One of the major advantages of using a modern optimization esourcing software solution is that it lets you build and evaluate many different supplier awarding scenarios in minutes.
This scenario is called the “Low cost baseline” scenario, and its sole purpose is to calculate the cheapest supplier per lane. Let’s go ahead and “evaluate” this scenario. Pressing “evaluate” basically tells the optimizer to calculate a result. And that’s it! Once evaluated, all you need to do is click on the scenario and you will be able to see exactly which carrier won which lane below.
Too easy? How about limiting the total number of suppliers?

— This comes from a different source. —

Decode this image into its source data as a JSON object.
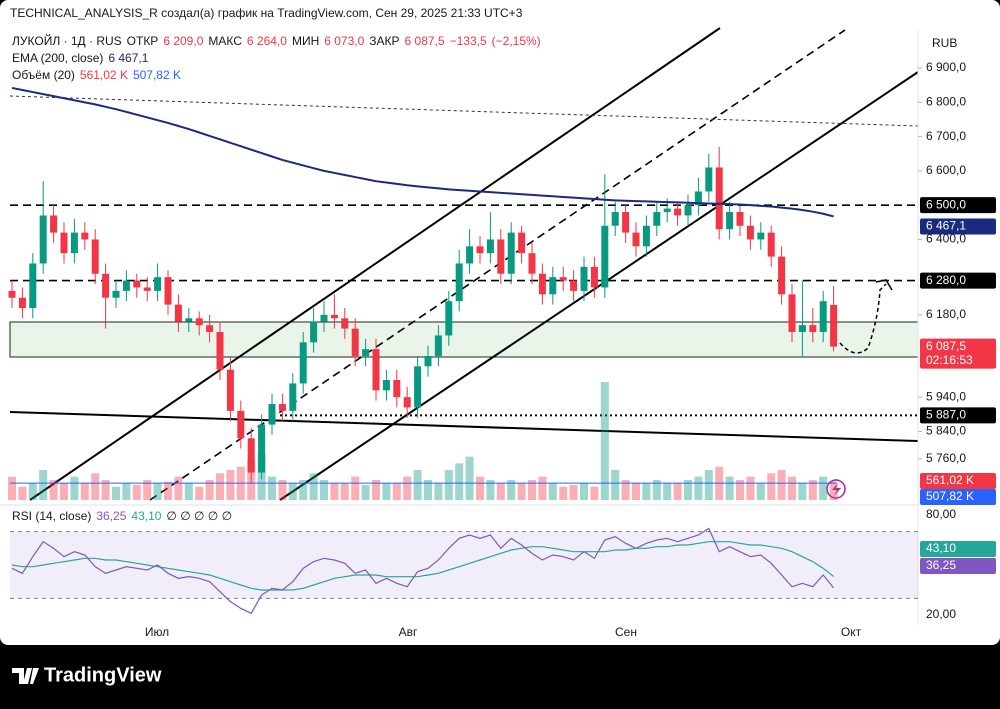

Granted, the previous example of finding the cheapest carrier was fairly straight-forward. The Keelvar Sourcing Optimizer had already created the low-cost baseline scenario for you, and all you had to do was press “evaluate”. You will argue that the “real world” isn’t that simple, that you have constraints and restrictions to consider and that just finding the cheapest supplier per lane can still be done fairly easily in Microsoft Excel. And you’re right! So that’s why we should create a second scenario, in which we take your constraints into account.
In this second scenario will assume that you have certain limits as to how many carriers you can service at a given time. For example, your ports or loading bays, may have a capacity restriction that makes it impossible for you to support more than two carriers. We may therefore want to find the cheapest carrier, but under the condition that we can support at most two carriers at a given moment in time.
Returning to the Keelvar platform, we must therefore add a new scenario to our ocean freight event. After having created a new scenario by simply pressing the “Add a scenario” button, we want to add a “Limit winners” rule.
This “limit winners rule” presents you with three primary choices:
- Which bidders to apply the rule to,
- Which lots to apply the rule to, and
- The number of permitted winners.
The rule may be applied to all bidders, or you may choose specific bidders, or bidders from a pre-defined bidder group. Next you must select which lots the rule will apply to, which may be all lots, a specific subset, or a pre-defined lot-group. Finally, you may limit the award to be at least, at most, or exactly a specific value. Within the context of this example, we want to configure the rule to “limit the number of winner for all bidders on all lots to at most 2”.
And once again, that's it. Once the rule has been added, your new scenario is ready for evaluation. All that you need to do next is press “evaluate” and observe the results.